После отъезда Йосты она сидела ночи напролет в одиночестве в своей «светелке» и вела с другом «задушевные беседы» в длинных веселых письмах. Она несколько иронично писала о своих поездках в Кристианию и посещении доминиканок в «Доме Святой Катарины»{56}, где она отведала «спартанский и праведный завтрак». Побывав в церкви, «мы, две папистки, сидели на кухне, пили кофе, ели сухари, мерзли и смеялись. В итоге после этих утренних развлечений я вчера не смогла пойти на дружескую попойку. И не потому, что я в принципе против попоек — совсем нет, — но я бы с удовольствием их избегала. И мне это удавалось, пока мне не позвонила Агнес Мувинкель, и ты можешь себе представить, что было дальше…»[424] Когда у Йосты аф Гейерстама вышла книга «Райские деньки в Стуревике», которую Кристиан Эльстер назвал «завораживающей идиллией», желание Сигрид Унсет увидеть хутор друга на берегу Сунн-фьорда и дачу в Стуревике возросло.
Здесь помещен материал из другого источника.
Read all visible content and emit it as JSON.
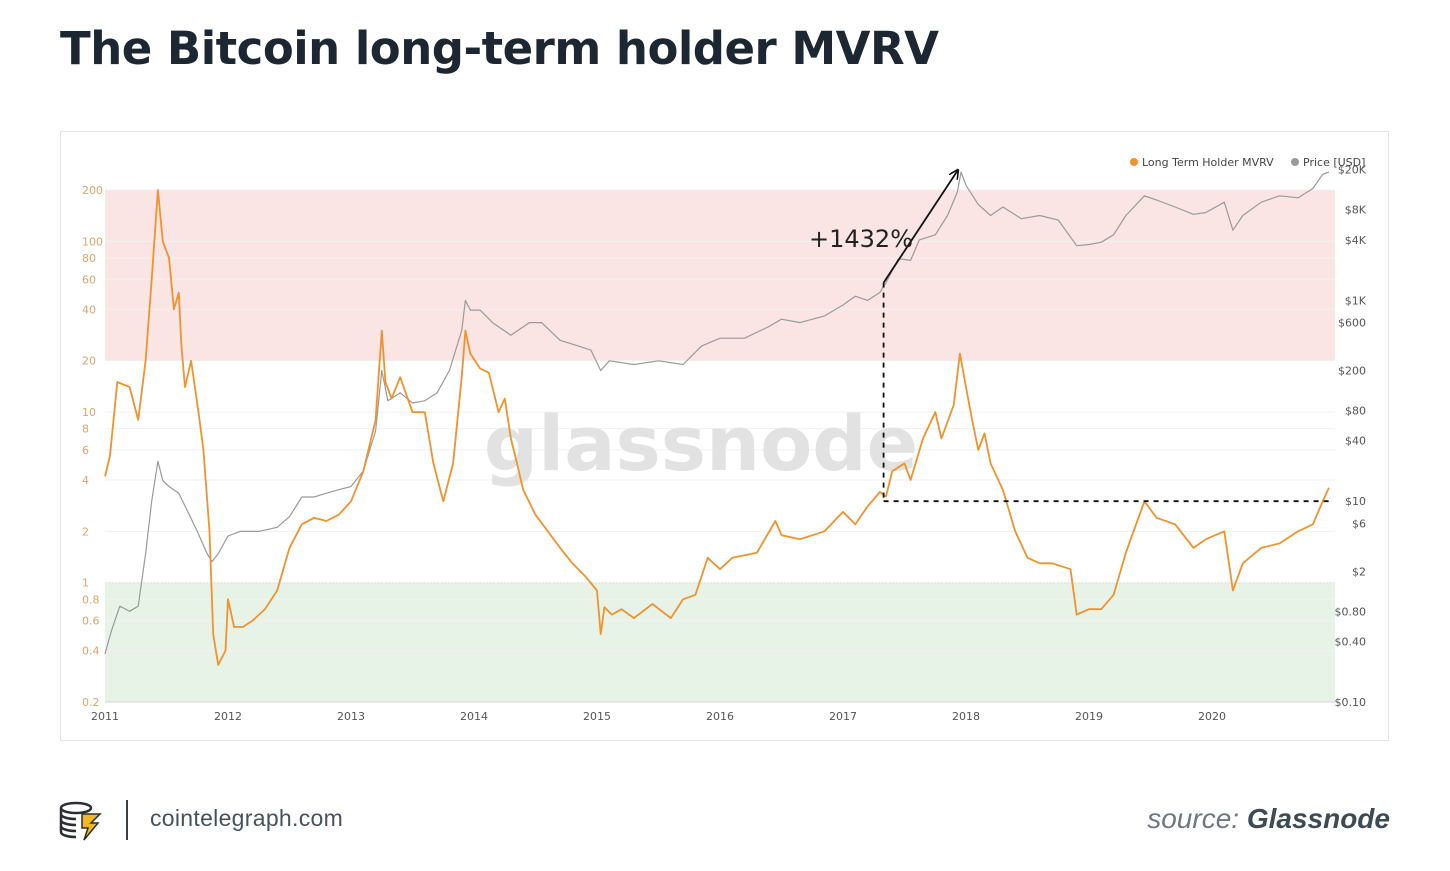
{
  "page": {
    "title": "The Bitcoin long-term holder MVRV",
    "site": "cointelegraph.com",
    "source_label": "source:",
    "source_name": "Glassnode",
    "watermark": "glassnode"
  },
  "colors": {
    "mvrv": "#f0922e",
    "price": "#9a9a9a",
    "title": "#1c2731",
    "overbought_zone": "#fbe4e4",
    "undervalued_zone": "#e8f3e8",
    "left_axis_text": "#e0a46a"
  },
  "chart_data": {
    "type": "line",
    "title": "",
    "legend_position": "top-right",
    "x_ticks": [
      "2011",
      "2012",
      "2013",
      "2014",
      "2015",
      "2016",
      "2017",
      "2018",
      "2019",
      "2020"
    ],
    "x_range": [
      2011.0,
      2021.0
    ],
    "left_axis": {
      "scale": "log",
      "range": [
        0.2,
        300
      ],
      "ticks": [
        {
          "v": 200,
          "label": "200"
        },
        {
          "v": 100,
          "label": "100"
        },
        {
          "v": 80,
          "label": "80"
        },
        {
          "v": 60,
          "label": "60"
        },
        {
          "v": 40,
          "label": "40"
        },
        {
          "v": 20,
          "label": "20"
        },
        {
          "v": 10,
          "label": "10"
        },
        {
          "v": 8,
          "label": "8"
        },
        {
          "v": 6,
          "label": "6"
        },
        {
          "v": 4,
          "label": "4"
        },
        {
          "v": 2,
          "label": "2"
        },
        {
          "v": 1,
          "label": "1"
        },
        {
          "v": 0.8,
          "label": "0.8"
        },
        {
          "v": 0.6,
          "label": "0.6"
        },
        {
          "v": 0.4,
          "label": "0.4"
        },
        {
          "v": 0.2,
          "label": "0.2"
        }
      ]
    },
    "right_axis": {
      "scale": "log",
      "range": [
        0.1,
        25000
      ],
      "ticks": [
        {
          "v": 20000,
          "label": "$20K"
        },
        {
          "v": 8000,
          "label": "$8K"
        },
        {
          "v": 4000,
          "label": "$4K"
        },
        {
          "v": 1000,
          "label": "$1K"
        },
        {
          "v": 600,
          "label": "$600"
        },
        {
          "v": 200,
          "label": "$200"
        },
        {
          "v": 80,
          "label": "$80"
        },
        {
          "v": 40,
          "label": "$40"
        },
        {
          "v": 10,
          "label": "$10"
        },
        {
          "v": 6,
          "label": "$6"
        },
        {
          "v": 2,
          "label": "$2"
        },
        {
          "v": 0.8,
          "label": "$0.80"
        },
        {
          "v": 0.4,
          "label": "$0.40"
        },
        {
          "v": 0.1,
          "label": "$0.10"
        }
      ]
    },
    "zones": [
      {
        "name": "overbought",
        "from": 20,
        "to": 200
      },
      {
        "name": "undervalued",
        "from": 0.2,
        "to": 1
      }
    ],
    "series": [
      {
        "name": "Long Term Holder MVRV",
        "axis": "left",
        "points": [
          [
            2011.0,
            4.2
          ],
          [
            2011.04,
            5.5
          ],
          [
            2011.1,
            15
          ],
          [
            2011.2,
            14
          ],
          [
            2011.27,
            9
          ],
          [
            2011.33,
            20
          ],
          [
            2011.38,
            60
          ],
          [
            2011.43,
            200
          ],
          [
            2011.47,
            100
          ],
          [
            2011.52,
            80
          ],
          [
            2011.56,
            40
          ],
          [
            2011.6,
            50
          ],
          [
            2011.62,
            25
          ],
          [
            2011.65,
            14
          ],
          [
            2011.7,
            20
          ],
          [
            2011.76,
            10
          ],
          [
            2011.8,
            6
          ],
          [
            2011.85,
            2
          ],
          [
            2011.88,
            0.5
          ],
          [
            2011.92,
            0.33
          ],
          [
            2011.98,
            0.4
          ],
          [
            2012.0,
            0.8
          ],
          [
            2012.05,
            0.55
          ],
          [
            2012.12,
            0.55
          ],
          [
            2012.2,
            0.6
          ],
          [
            2012.3,
            0.7
          ],
          [
            2012.4,
            0.9
          ],
          [
            2012.5,
            1.6
          ],
          [
            2012.6,
            2.2
          ],
          [
            2012.7,
            2.4
          ],
          [
            2012.8,
            2.3
          ],
          [
            2012.9,
            2.5
          ],
          [
            2013.0,
            3.0
          ],
          [
            2013.1,
            4.5
          ],
          [
            2013.2,
            9
          ],
          [
            2013.25,
            30
          ],
          [
            2013.28,
            15
          ],
          [
            2013.33,
            12
          ],
          [
            2013.4,
            16
          ],
          [
            2013.5,
            10
          ],
          [
            2013.6,
            10
          ],
          [
            2013.67,
            5
          ],
          [
            2013.75,
            3
          ],
          [
            2013.83,
            5
          ],
          [
            2013.9,
            16
          ],
          [
            2013.93,
            30
          ],
          [
            2013.97,
            22
          ],
          [
            2014.05,
            18
          ],
          [
            2014.12,
            17
          ],
          [
            2014.2,
            10
          ],
          [
            2014.25,
            12
          ],
          [
            2014.3,
            7
          ],
          [
            2014.35,
            5
          ],
          [
            2014.4,
            3.5
          ],
          [
            2014.5,
            2.5
          ],
          [
            2014.6,
            2.0
          ],
          [
            2014.7,
            1.6
          ],
          [
            2014.8,
            1.3
          ],
          [
            2014.9,
            1.1
          ],
          [
            2015.0,
            0.9
          ],
          [
            2015.03,
            0.5
          ],
          [
            2015.06,
            0.72
          ],
          [
            2015.12,
            0.65
          ],
          [
            2015.2,
            0.7
          ],
          [
            2015.3,
            0.62
          ],
          [
            2015.45,
            0.75
          ],
          [
            2015.6,
            0.62
          ],
          [
            2015.7,
            0.8
          ],
          [
            2015.8,
            0.85
          ],
          [
            2015.9,
            1.4
          ],
          [
            2016.0,
            1.2
          ],
          [
            2016.1,
            1.4
          ],
          [
            2016.3,
            1.5
          ],
          [
            2016.45,
            2.3
          ],
          [
            2016.5,
            1.9
          ],
          [
            2016.65,
            1.8
          ],
          [
            2016.85,
            2.0
          ],
          [
            2017.0,
            2.6
          ],
          [
            2017.1,
            2.2
          ],
          [
            2017.2,
            2.8
          ],
          [
            2017.3,
            3.4
          ],
          [
            2017.35,
            3.2
          ],
          [
            2017.4,
            4.5
          ],
          [
            2017.5,
            5.0
          ],
          [
            2017.55,
            4.0
          ],
          [
            2017.65,
            7
          ],
          [
            2017.75,
            10
          ],
          [
            2017.8,
            7
          ],
          [
            2017.9,
            11
          ],
          [
            2017.95,
            22
          ],
          [
            2018.0,
            14
          ],
          [
            2018.05,
            9
          ],
          [
            2018.1,
            6
          ],
          [
            2018.15,
            7.5
          ],
          [
            2018.2,
            5
          ],
          [
            2018.3,
            3.5
          ],
          [
            2018.4,
            2.0
          ],
          [
            2018.5,
            1.4
          ],
          [
            2018.6,
            1.3
          ],
          [
            2018.7,
            1.3
          ],
          [
            2018.85,
            1.2
          ],
          [
            2018.9,
            0.65
          ],
          [
            2019.0,
            0.7
          ],
          [
            2019.1,
            0.7
          ],
          [
            2019.2,
            0.85
          ],
          [
            2019.3,
            1.5
          ],
          [
            2019.45,
            3.0
          ],
          [
            2019.55,
            2.4
          ],
          [
            2019.7,
            2.2
          ],
          [
            2019.85,
            1.6
          ],
          [
            2019.95,
            1.8
          ],
          [
            2020.1,
            2.0
          ],
          [
            2020.17,
            0.9
          ],
          [
            2020.25,
            1.3
          ],
          [
            2020.4,
            1.6
          ],
          [
            2020.55,
            1.7
          ],
          [
            2020.7,
            2.0
          ],
          [
            2020.82,
            2.2
          ],
          [
            2020.9,
            3.0
          ],
          [
            2020.95,
            3.6
          ]
        ]
      },
      {
        "name": "Price [USD]",
        "axis": "right",
        "points": [
          [
            2011.0,
            0.3
          ],
          [
            2011.05,
            0.5
          ],
          [
            2011.12,
            0.9
          ],
          [
            2011.2,
            0.8
          ],
          [
            2011.27,
            0.9
          ],
          [
            2011.33,
            3
          ],
          [
            2011.38,
            10
          ],
          [
            2011.43,
            25
          ],
          [
            2011.47,
            16
          ],
          [
            2011.52,
            14
          ],
          [
            2011.6,
            12
          ],
          [
            2011.67,
            8
          ],
          [
            2011.75,
            5
          ],
          [
            2011.83,
            3
          ],
          [
            2011.87,
            2.5
          ],
          [
            2011.92,
            3
          ],
          [
            2012.0,
            4.5
          ],
          [
            2012.1,
            5
          ],
          [
            2012.25,
            5
          ],
          [
            2012.4,
            5.5
          ],
          [
            2012.5,
            7
          ],
          [
            2012.6,
            11
          ],
          [
            2012.7,
            11
          ],
          [
            2012.8,
            12
          ],
          [
            2012.9,
            13
          ],
          [
            2013.0,
            14
          ],
          [
            2013.1,
            20
          ],
          [
            2013.2,
            50
          ],
          [
            2013.25,
            200
          ],
          [
            2013.3,
            100
          ],
          [
            2013.4,
            120
          ],
          [
            2013.5,
            95
          ],
          [
            2013.6,
            100
          ],
          [
            2013.7,
            120
          ],
          [
            2013.8,
            200
          ],
          [
            2013.9,
            500
          ],
          [
            2013.93,
            1000
          ],
          [
            2013.97,
            800
          ],
          [
            2014.05,
            800
          ],
          [
            2014.15,
            600
          ],
          [
            2014.3,
            450
          ],
          [
            2014.45,
            600
          ],
          [
            2014.55,
            600
          ],
          [
            2014.7,
            400
          ],
          [
            2014.85,
            350
          ],
          [
            2014.95,
            320
          ],
          [
            2015.03,
            200
          ],
          [
            2015.1,
            250
          ],
          [
            2015.3,
            230
          ],
          [
            2015.5,
            250
          ],
          [
            2015.7,
            230
          ],
          [
            2015.85,
            350
          ],
          [
            2016.0,
            420
          ],
          [
            2016.2,
            420
          ],
          [
            2016.4,
            550
          ],
          [
            2016.5,
            650
          ],
          [
            2016.65,
            600
          ],
          [
            2016.85,
            700
          ],
          [
            2017.0,
            900
          ],
          [
            2017.1,
            1100
          ],
          [
            2017.2,
            1000
          ],
          [
            2017.3,
            1200
          ],
          [
            2017.35,
            1500
          ],
          [
            2017.45,
            2600
          ],
          [
            2017.55,
            2500
          ],
          [
            2017.62,
            4000
          ],
          [
            2017.75,
            4500
          ],
          [
            2017.85,
            7000
          ],
          [
            2017.93,
            12000
          ],
          [
            2017.96,
            19000
          ],
          [
            2018.0,
            14000
          ],
          [
            2018.1,
            9000
          ],
          [
            2018.2,
            7000
          ],
          [
            2018.3,
            8500
          ],
          [
            2018.45,
            6500
          ],
          [
            2018.6,
            7000
          ],
          [
            2018.75,
            6300
          ],
          [
            2018.9,
            3500
          ],
          [
            2019.0,
            3600
          ],
          [
            2019.1,
            3800
          ],
          [
            2019.2,
            4500
          ],
          [
            2019.3,
            7000
          ],
          [
            2019.45,
            11000
          ],
          [
            2019.55,
            10000
          ],
          [
            2019.7,
            8500
          ],
          [
            2019.85,
            7200
          ],
          [
            2019.95,
            7500
          ],
          [
            2020.1,
            9500
          ],
          [
            2020.17,
            5000
          ],
          [
            2020.25,
            7000
          ],
          [
            2020.4,
            9500
          ],
          [
            2020.55,
            11000
          ],
          [
            2020.7,
            10500
          ],
          [
            2020.82,
            13000
          ],
          [
            2020.9,
            18000
          ],
          [
            2020.95,
            19000
          ]
        ]
      }
    ],
    "annotations": [
      {
        "type": "text",
        "text": "+1432%"
      },
      {
        "type": "arrow",
        "from": [
          2017.33,
          1500
        ],
        "to": [
          2017.93,
          19500
        ],
        "axis": "right"
      },
      {
        "type": "dashed_vertical",
        "x": 2017.33,
        "from": 1500,
        "to": 10,
        "axis": "right"
      },
      {
        "type": "dashed_horizontal",
        "y": 10,
        "from": 2017.33,
        "to": 2020.95,
        "axis": "right"
      }
    ]
  }
}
Дом из Рёссума и изба из Далсегга стали единым целым. В новой кладовке под бревенчатой избой Унсет могла хранить яблоки и луковицы цветов. И хотя она жаловалась на то, что ее отвлекают и домашние, и гости, в своей семейной жизни она никогда не ощущала сильнее, чем сейчас, уединение и покой. Моссе и прислуга по-прежнему спали в старом доме, детей она слышала лишь иногда, когда они играли в спальне над ее «светелкой». Но чаще всего это было приятным аккомпанементом к работе. Из другого дома она никогда не слышала ни звука, как будто бы никто и не шумел на кухне, а Моссе не кричала. Распорядок дня менялся только, когда она приглашала различных священников пожить в Бьеркебеке, и в доме собирались все католики Лиллехаммера. В Бьеркебеке проводятся ежедневные службы, а «после устраиваются скромные завтраки для католиков города. Всего их пятеро, и еще один приезжает из долины»[425].